Auch auf dem Land könnten Scooter von Nutzen sein, um zum Beispiel ohne lange Fußmärsche oder Auto zur Haltestellen zu gelangen. Denn wer einmal ins Auto gestiegen ist, bleibt dort meist sitzen und nutzt den ÖPNV nicht mehr. Das Problem der Leihroller: In dünn besiedeltem Gebiet funktioniert das Konzept „Abholen und stehen lassen“ nicht gut.
Das „Bürgerlabor mobiles Münsterland“ (BüLaMo) hat daher ein anderes System geschaffen: Dauerleihroller. Für einen Probezeitraum von drei Monaten durften 20 Menschen vom Land im vergangenen Sommer einen E-Roller kostenlos ausleihen. Danach wurden sie zu ihrer Nutzung befragt. Heraus kam:
- Mehr als zwei von drei Befragten nutzen den Scooter mehrmals in der Woche.
- Anfangs gaben die Befragten an, vor allem Fuß- und Radwege durch Fahrten mit dem E-Roller zu ersetzen.
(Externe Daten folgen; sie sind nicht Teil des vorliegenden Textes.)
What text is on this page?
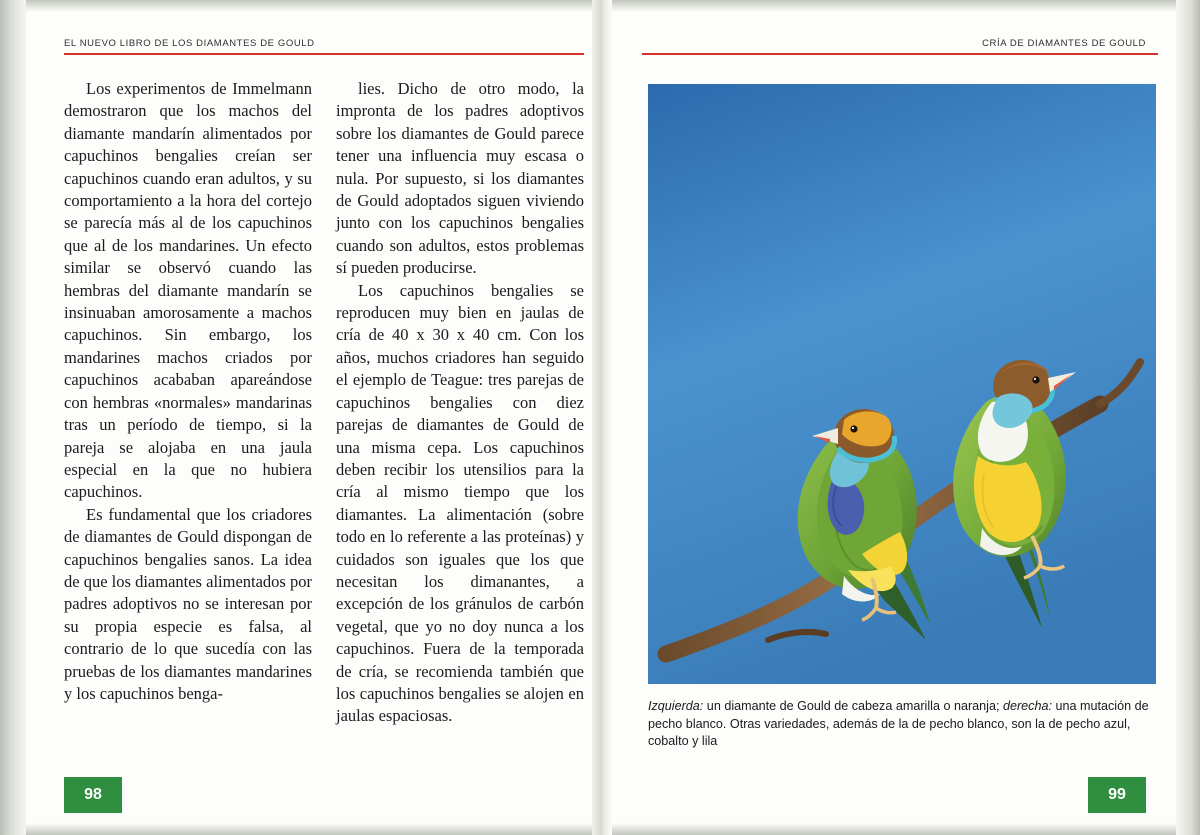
EL NUEVO LIBRO DE LOS DIAMANTES DE GOULD

Los experimentos de Immelmann demostraron que los machos del diamante mandarín alimentados por capuchinos bengalies creían ser capuchinos cuando eran adultos, y su comportamiento a la hora del cortejo se parecía más al de los capuchinos que al de los mandarines. Un efecto similar se observó cuando las hembras del diamante mandarín se insinuaban amorosamente a machos capuchinos. Sin embargo, los mandarines machos criados por capuchinos acababan apareándose con hembras «normales» mandarinas tras un período de tiempo, si la pareja se alojaba en una jaula especial en la que no hubiera capuchinos.

Es fundamental que los criadores de diamantes de Gould dispongan de capuchinos bengalies sanos. La idea de que los diamantes alimentados por padres adoptivos no se interesan por su propia especie es falsa, al contrario de lo que sucedía con las pruebas de los diamantes mandarines y los capuchinos benga-

lies. Dicho de otro modo, la impronta de los padres adoptivos sobre los diamantes de Gould parece tener una influencia muy escasa o nula. Por supuesto, si los diamantes de Gould adoptados siguen viviendo junto con los capuchinos bengalies cuando son adultos, estos problemas sí pueden producirse.

Los capuchinos bengalies se reproducen muy bien en jaulas de cría de 40 x 30 x 40 cm. Con los años, muchos criadores han seguido el ejemplo de Teague: tres parejas de capuchinos bengalies con diez parejas de diamantes de Gould de una misma cepa. Los capuchinos deben recibir los utensilios para la cría al mismo tiempo que los diamantes. La alimentación (sobre todo en lo referente a las proteínas) y cuidados son iguales que los que necesitan los dimanantes, a excepción de los gránulos de carbón vegetal, que yo no doy nunca a los capuchinos. Fuera de la temporada de cría, se recomienda también que los capuchinos bengalies se alojen en jaulas espaciosas.

98
CRÍA DE DIAMANTES DE GOULD
Izquierda: un diamante de Gould de cabeza amarilla o naranja; derecha: una mutación de pecho blanco. Otras variedades, además de la de pecho blanco, son la de pecho azul, cobalto y lila
99
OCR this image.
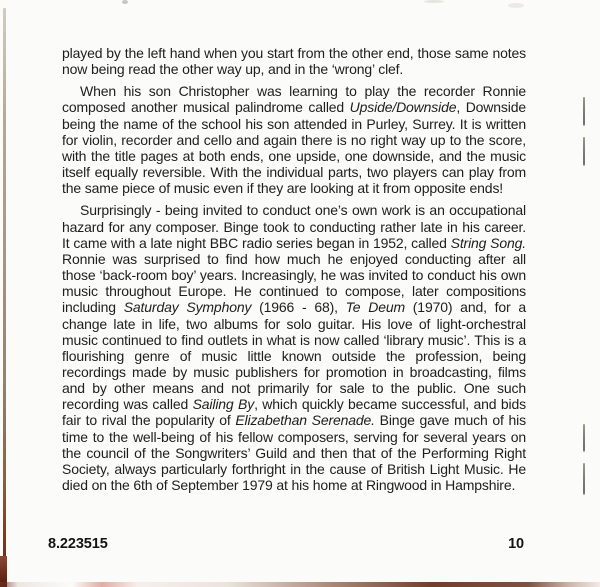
played by the left hand when you start from the other end, those same notes now being read the other way up, and in the ‘wrong’ clef.

When his son Christopher was learning to play the recorder Ronnie composed another musical palindrome called Upside/Downside, Downside being the name of the school his son attended in Purley, Surrey. It is written for violin, recorder and cello and again there is no right way up to the score, with the title pages at both ends, one upside, one downside, and the music itself equally reversible. With the individual parts, two players can play from the same piece of music even if they are looking at it from opposite ends!

Surprisingly - being invited to conduct one’s own work is an occupational hazard for any composer. Binge took to conducting rather late in his career. It came with a late night BBC radio series began in 1952, called String Song. Ronnie was surprised to find how much he enjoyed conducting after all those ‘back-room boy’ years. Increasingly, he was invited to conduct his own music throughout Europe. He continued to compose, later compositions including Saturday Symphony (1966 - 68), Te Deum (1970) and, for a change late in life, two albums for solo guitar. His love of light-orchestral music continued to find outlets in what is now called ‘library music’. This is a flourishing genre of music little known outside the profession, being recordings made by music publishers for promotion in broadcasting, films and by other means and not primarily for sale to the public. One such recording was called Sailing By, which quickly became successful, and bids fair to rival the popularity of Elizabethan Serenade. Binge gave much of his time to the well-being of his fellow composers, serving for several years on the council of the Songwriters’ Guild and then that of the Performing Right Society, always particularly forthright in the cause of British Light Music. He died on the 6th of September 1979 at his home at Ringwood in Hampshire.

8.223515	10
Im Laufe des Experiments nutzten einige diese auch als Alternative zum Auto.
- Häufig wurde der Scooter für den Weg zur Arbeit und/oder zur Bushaltestelle genutzt.
Inwiefern diese Umfrageergebnisse zu öffentlichen Angeboten von Dauerleihrollern führen könnten, ist bislang offen.
Ein Fahrrad für „Landeier“
Das Auto stehen lassen und trotzdem mobil sein – das geht auch mit dem Fahrrad, oder noch besser: mit einem elektrischen Fahrrad. In der Anschaffung sind E-Bikes jedoch hochpreisig. Der Kreis Minden-Lübbecke hat sich deshalb für Landeier etwas einfallen lassen: das „EiBike“.
Dieses kann zum „EiTicket“ dazu gebucht werden. Letzteres ist ein Ticket, das sieben Kommunen aus dem Westen des Kreises verbindet. Es kostet derzeit 38 € monatlich. Das „EiBike“ kann für weitere 43,50 € als Leasing-Fahrrad hinzu gebucht werden. Dies soll Löcher in Fahrplänen _stopfen. Auch Strecken zu Haltestellen des ÖPNVs können überbrückt und das E-Rad kostenlos in Bus und Bahn mitgenommen werden – vorausgesetzt der Platz in den Verkehrsmitteln reicht aus.
Mit dem Pedelec sind Nutzer mit einer Geschwindigkeit von bis zu 25 km/h unterwegs. Ein Vorteil: Das „EiBike“ ermöglicht zeitlich ungebundenes Fahren, ohne etwaige Kreis- oder Landesgrenzen.
Das Land-Ei-mobil-Projekt wurde vom Kreis Minden-Lübbecke finanziert und mit etwa 230.000 € durch das Land NRW gefördert. Der Projektzeitraum lief von 2017 bis 2021. Das Angebot besteht aber noch.